Alejandro: So what ended up being the business model that we know of Within3 today?

Lance Hill: At the end of 2012, we recapped the business. We contacted all of our shareholders, which were angels, and we said, “We need to do something different.” They retained their trust in me for the most part. I think we had over 80% participation in the recap. What we did, instead, is we said, “The initial idea is correct in that in healthcare, there are still such laws to communication, and even when you look at where we are today with the COVID vaccine and everything else, there still are so many inherent walls to communication. What we did, though, is we said, “Part of the issue was if you are trying to build a network on your own, you need users, you need content, and you need money. Those were three things that were difficult for us to get being capitalized the say that we were. But if we could actually approach it on a B2B SaaS basis, so if we could go to organizations that have constituents and help them solve their communication problems, we could maybe make more of a difference. So, we rebuilt and relaunched Within3 in 2013 as a B2B SaaS company that was focused on working in the life sciences market. We found that over that previous four years that one of the really large places where communication problems hurt everything, time, money, cost, and ultimately lives, in drug development. And that if we could take what we had learned generally and apply it specifically to the communication challenges and drug development, we could help life science companies bring products and therapies through research and into the marketplace faster. We pivoted away from the network-based approach, and instead, said, “We’re going to call on companies individually and show them how we think our technology can help them” do what I just said. We started rebuilding our products for that purpose and then one client at a time, working through and convincing them that there’s a better way to communicate with physicians when you’re developing a drug than eight-hour-long meetings at a hotel in Dallas, as an example.

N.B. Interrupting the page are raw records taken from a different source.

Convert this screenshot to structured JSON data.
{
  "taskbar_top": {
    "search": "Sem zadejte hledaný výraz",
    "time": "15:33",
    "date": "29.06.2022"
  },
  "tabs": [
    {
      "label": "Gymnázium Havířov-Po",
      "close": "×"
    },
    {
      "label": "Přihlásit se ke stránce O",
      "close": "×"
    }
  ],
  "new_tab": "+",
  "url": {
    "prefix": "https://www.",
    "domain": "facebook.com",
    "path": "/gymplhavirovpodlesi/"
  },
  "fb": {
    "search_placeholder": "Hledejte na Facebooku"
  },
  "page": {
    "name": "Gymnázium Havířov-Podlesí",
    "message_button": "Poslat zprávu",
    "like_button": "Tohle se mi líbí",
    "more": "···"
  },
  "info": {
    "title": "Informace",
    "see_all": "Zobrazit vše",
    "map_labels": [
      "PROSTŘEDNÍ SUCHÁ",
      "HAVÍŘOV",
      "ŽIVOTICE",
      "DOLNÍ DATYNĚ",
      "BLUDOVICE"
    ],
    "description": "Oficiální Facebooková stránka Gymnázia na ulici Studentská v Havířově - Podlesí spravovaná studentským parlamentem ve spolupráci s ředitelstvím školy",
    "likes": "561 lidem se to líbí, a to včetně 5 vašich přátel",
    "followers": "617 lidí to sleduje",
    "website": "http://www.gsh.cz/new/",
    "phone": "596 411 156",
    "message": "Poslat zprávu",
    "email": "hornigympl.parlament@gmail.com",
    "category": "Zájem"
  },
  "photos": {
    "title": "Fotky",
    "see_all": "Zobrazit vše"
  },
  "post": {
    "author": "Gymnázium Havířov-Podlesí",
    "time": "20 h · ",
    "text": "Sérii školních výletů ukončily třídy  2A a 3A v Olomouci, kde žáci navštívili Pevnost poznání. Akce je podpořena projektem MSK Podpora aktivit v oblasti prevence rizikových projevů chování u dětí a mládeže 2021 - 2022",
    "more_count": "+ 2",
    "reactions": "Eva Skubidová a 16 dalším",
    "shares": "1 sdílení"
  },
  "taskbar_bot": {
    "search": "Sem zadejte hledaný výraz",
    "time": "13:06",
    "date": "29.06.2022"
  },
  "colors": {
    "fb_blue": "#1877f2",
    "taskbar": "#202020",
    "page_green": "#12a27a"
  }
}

Alejandro: Absolutely. So then, in this case, obviously, a company like this requires some cash, some capital. So how much capital have you guys raised to date?

Lance Hill: When we did the recaps, we had raised some money before the recap. That was basically all gone, and we raised 2.5 million dollars at the end of 2012 from our existing angel backers, and then some other angels, as well, that came in, and that’s it. We took that and then ran a business. What was interesting is, because we had no capital, I call it our drive-farming stage. We had to be extraordinarily cash-efficient, so we built the business out of cashflow. Every single headcount that we decided to hire and not hire was, to some degree, an existential decision because we didn’t have any sort of buffer to be wrong. We very methodically built a profitable and cashflow positive business over those first years and kept everything. We didn’t have the luxury of doing a big growth round and then spending ahead of where our business was, aiming at a future target. We had to get a very solid, fundamental business built in those first few years when we weren’t even at scale yet in order to survive in the way that we were. So that was the first challenge. Ultimately, obviously, we succeeded.

Alejandro: The last growth round that you guys did was literally 90 days. So, can you tell us about this?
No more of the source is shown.